Et parce-que je n'ai pas un mot à dire.
Je n'ai pas un mot à dire, alors pourquoi ne pas me taire ? Mais si je ne fais pas violence aux mots, le mutisme m'engloutira au fond des eaux. Les mots et la forme seront la planche qui me permettra de flotter sur les flots déchaînés du mutisme.
Et si je repousse le moment de m'y mettre, c'est aussi que je n'ai pas de guide. Les autres récits de voyageurs me livrent peu de détails au sujet du voyage : toutes les informations sont terriblement incomplètes.
Je sens qu'un début de liberté me vient petit à petit... Car jamais autant qu'aujourd'hui cela ne m'a été égal d'offenser le bon goût : j'ai écrit " les flots déchaînés du mutisme", ce que je n'aurais jamais dit avant parce que j'ai toujours respecté la beauté et sa modération intrinsèque.
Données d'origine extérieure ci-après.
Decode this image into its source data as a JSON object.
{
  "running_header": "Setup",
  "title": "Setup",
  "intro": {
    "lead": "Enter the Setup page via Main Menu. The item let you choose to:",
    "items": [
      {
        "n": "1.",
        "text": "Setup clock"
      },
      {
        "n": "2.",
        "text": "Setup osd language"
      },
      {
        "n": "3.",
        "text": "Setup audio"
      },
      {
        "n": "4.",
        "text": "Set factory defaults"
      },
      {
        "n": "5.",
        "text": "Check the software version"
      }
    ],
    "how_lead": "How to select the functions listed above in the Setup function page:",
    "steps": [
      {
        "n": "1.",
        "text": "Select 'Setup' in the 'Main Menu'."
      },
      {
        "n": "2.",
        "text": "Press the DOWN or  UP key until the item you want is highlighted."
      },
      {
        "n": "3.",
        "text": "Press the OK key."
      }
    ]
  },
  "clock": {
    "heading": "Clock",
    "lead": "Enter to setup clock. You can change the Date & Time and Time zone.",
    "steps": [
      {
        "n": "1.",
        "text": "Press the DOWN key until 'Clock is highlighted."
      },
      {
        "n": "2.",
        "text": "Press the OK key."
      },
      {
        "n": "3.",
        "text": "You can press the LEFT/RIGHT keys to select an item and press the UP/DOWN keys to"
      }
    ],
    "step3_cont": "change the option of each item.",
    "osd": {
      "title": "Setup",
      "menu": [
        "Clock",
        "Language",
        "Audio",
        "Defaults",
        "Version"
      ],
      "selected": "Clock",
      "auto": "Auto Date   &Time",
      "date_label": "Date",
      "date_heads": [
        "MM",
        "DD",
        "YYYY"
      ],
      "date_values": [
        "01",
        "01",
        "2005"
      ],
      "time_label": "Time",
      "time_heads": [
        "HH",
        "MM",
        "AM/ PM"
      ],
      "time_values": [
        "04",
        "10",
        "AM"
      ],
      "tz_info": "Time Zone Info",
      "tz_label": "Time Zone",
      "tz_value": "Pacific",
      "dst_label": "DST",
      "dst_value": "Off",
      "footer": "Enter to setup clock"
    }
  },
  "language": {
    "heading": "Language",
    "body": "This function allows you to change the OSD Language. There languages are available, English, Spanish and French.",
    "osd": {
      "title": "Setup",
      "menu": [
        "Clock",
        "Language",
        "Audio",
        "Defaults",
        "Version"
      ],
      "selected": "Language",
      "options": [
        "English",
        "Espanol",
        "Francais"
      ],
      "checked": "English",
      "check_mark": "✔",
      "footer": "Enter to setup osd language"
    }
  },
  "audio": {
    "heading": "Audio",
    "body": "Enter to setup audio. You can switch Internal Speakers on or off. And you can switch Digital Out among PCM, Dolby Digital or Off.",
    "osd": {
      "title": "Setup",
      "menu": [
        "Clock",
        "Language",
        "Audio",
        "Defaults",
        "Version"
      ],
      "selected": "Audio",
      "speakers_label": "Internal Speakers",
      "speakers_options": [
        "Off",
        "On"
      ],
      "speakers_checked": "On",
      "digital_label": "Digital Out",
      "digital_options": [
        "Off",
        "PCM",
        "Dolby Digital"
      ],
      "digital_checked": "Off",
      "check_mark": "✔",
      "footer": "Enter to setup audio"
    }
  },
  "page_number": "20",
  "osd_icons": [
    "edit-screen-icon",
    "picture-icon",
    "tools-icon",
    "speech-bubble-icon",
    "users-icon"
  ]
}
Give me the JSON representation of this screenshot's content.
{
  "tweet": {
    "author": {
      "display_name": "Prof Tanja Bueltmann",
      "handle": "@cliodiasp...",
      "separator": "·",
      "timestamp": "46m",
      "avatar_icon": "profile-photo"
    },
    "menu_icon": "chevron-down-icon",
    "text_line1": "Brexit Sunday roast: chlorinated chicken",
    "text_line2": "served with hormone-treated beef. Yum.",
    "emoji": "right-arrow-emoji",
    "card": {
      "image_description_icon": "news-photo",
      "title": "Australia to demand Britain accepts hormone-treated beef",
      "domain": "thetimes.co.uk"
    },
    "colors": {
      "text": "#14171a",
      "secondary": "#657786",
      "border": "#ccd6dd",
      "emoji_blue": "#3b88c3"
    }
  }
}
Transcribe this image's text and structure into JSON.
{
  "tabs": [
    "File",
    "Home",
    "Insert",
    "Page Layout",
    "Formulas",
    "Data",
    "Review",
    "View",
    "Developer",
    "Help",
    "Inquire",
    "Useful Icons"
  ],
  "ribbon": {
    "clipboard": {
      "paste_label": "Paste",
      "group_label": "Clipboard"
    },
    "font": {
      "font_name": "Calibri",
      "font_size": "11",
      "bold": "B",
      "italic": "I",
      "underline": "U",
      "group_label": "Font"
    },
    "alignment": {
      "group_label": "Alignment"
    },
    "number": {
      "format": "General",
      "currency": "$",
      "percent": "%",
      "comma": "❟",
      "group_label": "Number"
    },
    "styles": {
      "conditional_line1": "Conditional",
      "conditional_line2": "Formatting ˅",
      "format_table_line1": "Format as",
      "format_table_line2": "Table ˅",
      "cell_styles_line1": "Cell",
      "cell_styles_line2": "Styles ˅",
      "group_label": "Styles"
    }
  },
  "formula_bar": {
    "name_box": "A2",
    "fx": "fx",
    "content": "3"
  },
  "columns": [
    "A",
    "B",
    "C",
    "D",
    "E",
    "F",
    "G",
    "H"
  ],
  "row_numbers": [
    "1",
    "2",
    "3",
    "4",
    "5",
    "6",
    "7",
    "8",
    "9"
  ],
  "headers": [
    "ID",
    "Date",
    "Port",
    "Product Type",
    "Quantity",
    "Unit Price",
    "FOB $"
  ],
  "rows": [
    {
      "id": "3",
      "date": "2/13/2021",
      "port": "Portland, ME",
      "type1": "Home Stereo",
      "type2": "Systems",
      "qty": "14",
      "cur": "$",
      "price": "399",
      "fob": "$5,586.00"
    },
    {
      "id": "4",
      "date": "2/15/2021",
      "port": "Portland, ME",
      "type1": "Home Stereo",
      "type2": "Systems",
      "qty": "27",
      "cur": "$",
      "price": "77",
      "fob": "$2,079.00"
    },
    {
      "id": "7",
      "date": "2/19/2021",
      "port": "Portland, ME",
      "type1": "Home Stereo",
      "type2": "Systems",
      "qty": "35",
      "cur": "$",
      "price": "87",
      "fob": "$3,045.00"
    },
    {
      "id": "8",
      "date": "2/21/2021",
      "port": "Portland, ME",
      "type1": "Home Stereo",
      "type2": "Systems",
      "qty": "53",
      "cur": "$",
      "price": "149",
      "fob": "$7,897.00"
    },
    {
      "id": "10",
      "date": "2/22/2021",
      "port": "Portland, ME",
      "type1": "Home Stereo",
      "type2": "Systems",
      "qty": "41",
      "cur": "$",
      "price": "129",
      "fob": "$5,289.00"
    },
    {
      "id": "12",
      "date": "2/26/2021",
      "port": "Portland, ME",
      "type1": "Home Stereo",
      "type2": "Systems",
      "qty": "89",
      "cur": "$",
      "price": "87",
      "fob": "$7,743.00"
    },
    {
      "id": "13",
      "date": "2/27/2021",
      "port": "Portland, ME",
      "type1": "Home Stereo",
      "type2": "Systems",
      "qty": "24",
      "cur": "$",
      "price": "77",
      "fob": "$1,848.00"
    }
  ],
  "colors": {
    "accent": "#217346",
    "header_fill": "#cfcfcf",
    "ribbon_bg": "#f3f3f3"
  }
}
J'ai dit "les flots déchaînés du mutisme", humblement mon coeur s'incline, et j'admets. Aurais-je enfin perdu tout un code du bon goût? Mais, cela sera-t-il mon seul gain ? Combien j'ai dû vivre bâillonnée pour me sentir désormais plus libre uniquement parce que je fais bon marché d'une entorse à l'esthétique. (...) Je veux savoir ce qu'à perdre, j'ai encore gagné. Pour le moment, je ne sais pas : c'est seulement en me faisant revivre que je vais vivre.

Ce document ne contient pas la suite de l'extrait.